Impasse Declared During Urbana Teacher Contract Re-opnener — Negotiations at Standstill
URBANA — May 22, 2008 — The Urbana City Schools Board of Education and the Urbana Association of Classroom Teachers (UACT) declared impasse on May 22, 2008.
The parties’ current collective bargaining agreement required the parties to re-open the contract to negotiate limited issues affecting working conditions. Declaring impasse effectively brought any further discussion to a screeching halt until a federal mediator’s assistance is available.
UACT’s Bargaining Chair Mary Binegar said, “The community sacrificially passed the levy in March so that the school system could move forward. It’s disheartening that negotiations have broken down while issues dealing with the quality of education available to the children of Urbana, as well as financial concerns, are still on the table.
Since the passage of the March levy, six elementary classrooms, an elementary counseling position, and an elementary art position have been eliminated. At the High School, industrial arts and graphic arts programs have been eliminated.

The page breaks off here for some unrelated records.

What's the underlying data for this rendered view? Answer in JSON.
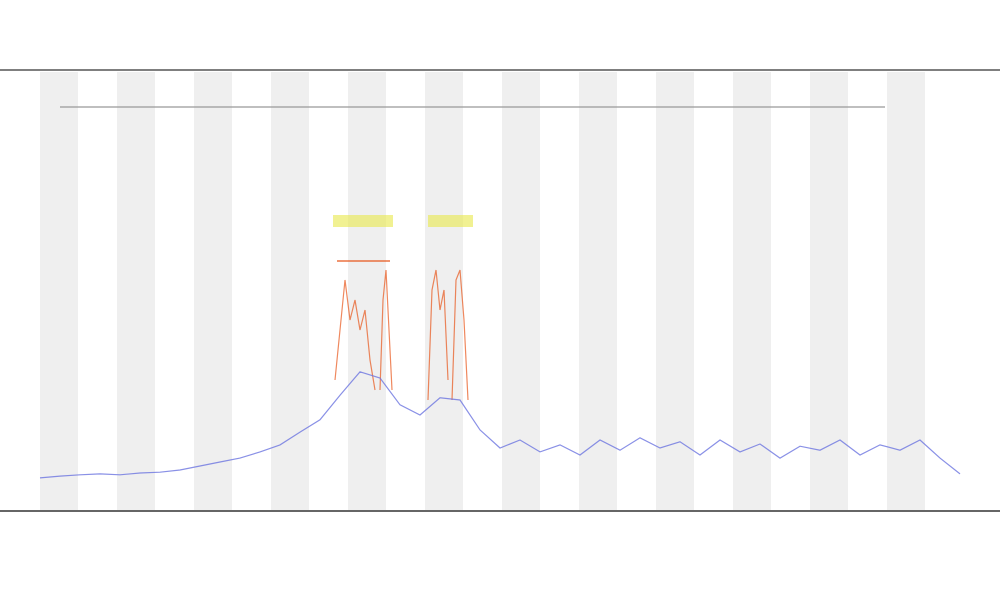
{
  "chart_data": {
    "type": "line",
    "x": [
      0,
      1,
      2,
      3,
      4,
      5,
      6,
      7,
      8,
      9,
      10,
      11,
      12,
      13,
      14,
      15,
      16,
      17,
      18,
      19,
      20,
      21,
      22,
      23,
      24,
      25,
      26,
      27,
      28,
      29,
      30,
      31,
      32,
      33,
      34,
      35,
      36,
      37,
      38,
      39,
      40,
      41,
      42,
      43,
      44,
      45,
      46
    ],
    "values": [
      7.3,
      7.7,
      8.0,
      8.2,
      8.0,
      8.4,
      8.6,
      9.1,
      10.0,
      10.9,
      11.8,
      13.2,
      14.8,
      17.7,
      20.5,
      26.1,
      31.4,
      30.0,
      23.9,
      21.6,
      25.5,
      25.0,
      18.2,
      14.1,
      15.9,
      13.2,
      14.8,
      12.5,
      15.9,
      13.6,
      16.4,
      14.1,
      15.5,
      12.5,
      15.9,
      13.2,
      15.0,
      11.8,
      14.5,
      13.6,
      15.9,
      12.5,
      14.8,
      13.6,
      15.9,
      11.8,
      8.2
    ],
    "color": "#6b74e0",
    "xlim": [
      0,
      46
    ],
    "ylim": [
      0,
      100
    ]
  }
}
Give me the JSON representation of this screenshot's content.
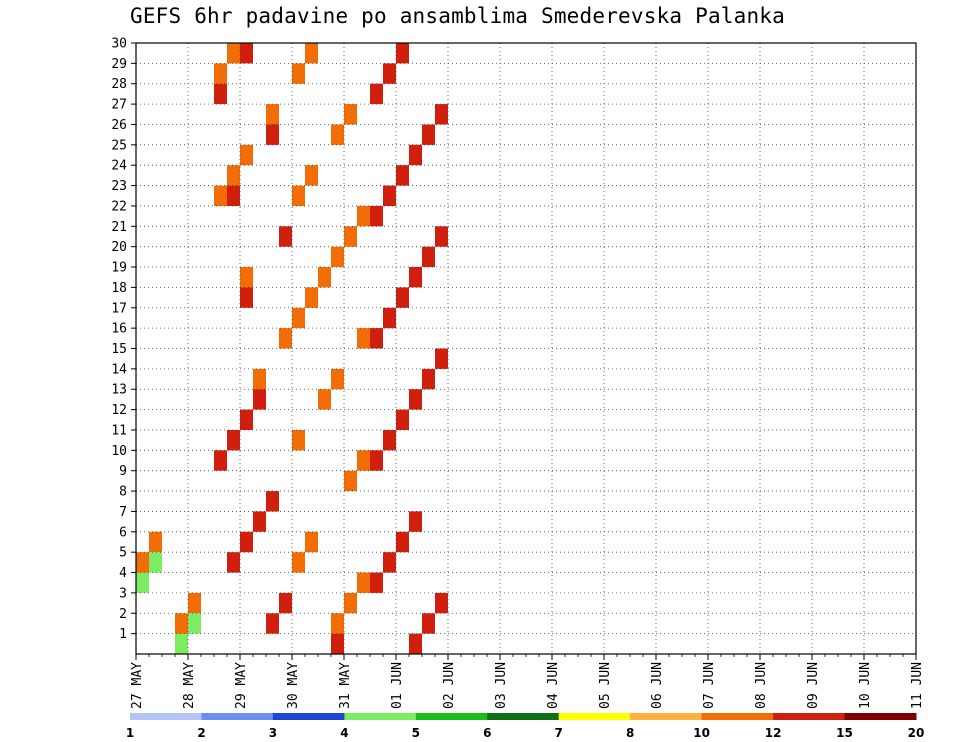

UACT President Janet Hains also fears the District is moving backward by “failing to support [our] teachers by not maintaining reasonable class size, by not providing an enriched curriculum for our students, and by not providing support for our students.”
The Board declared impasse in November 2007 during the parties’ initial attempt to negotiate this Agreement. Binegar added, “To me, going to impasse twice in one year epitomizes the lack of communication and respect within the Urbana school system. UACT’s goal is to create a work place that will recruit and retain quality teachers in order to provide the best education possible within the financial limitations of this community. Our teachers have worked faithfully throughout the past year without a raise in their base pay, in hopes of completing the bargaining process this spring and ending the year on a positive, promising note. Instead we’re left questioning what the future holds.”
The Ohio Education Association (ohea.org) represents 121,000 teachers, faculty members and support professionals in Ohio's public schools, colleges and universities.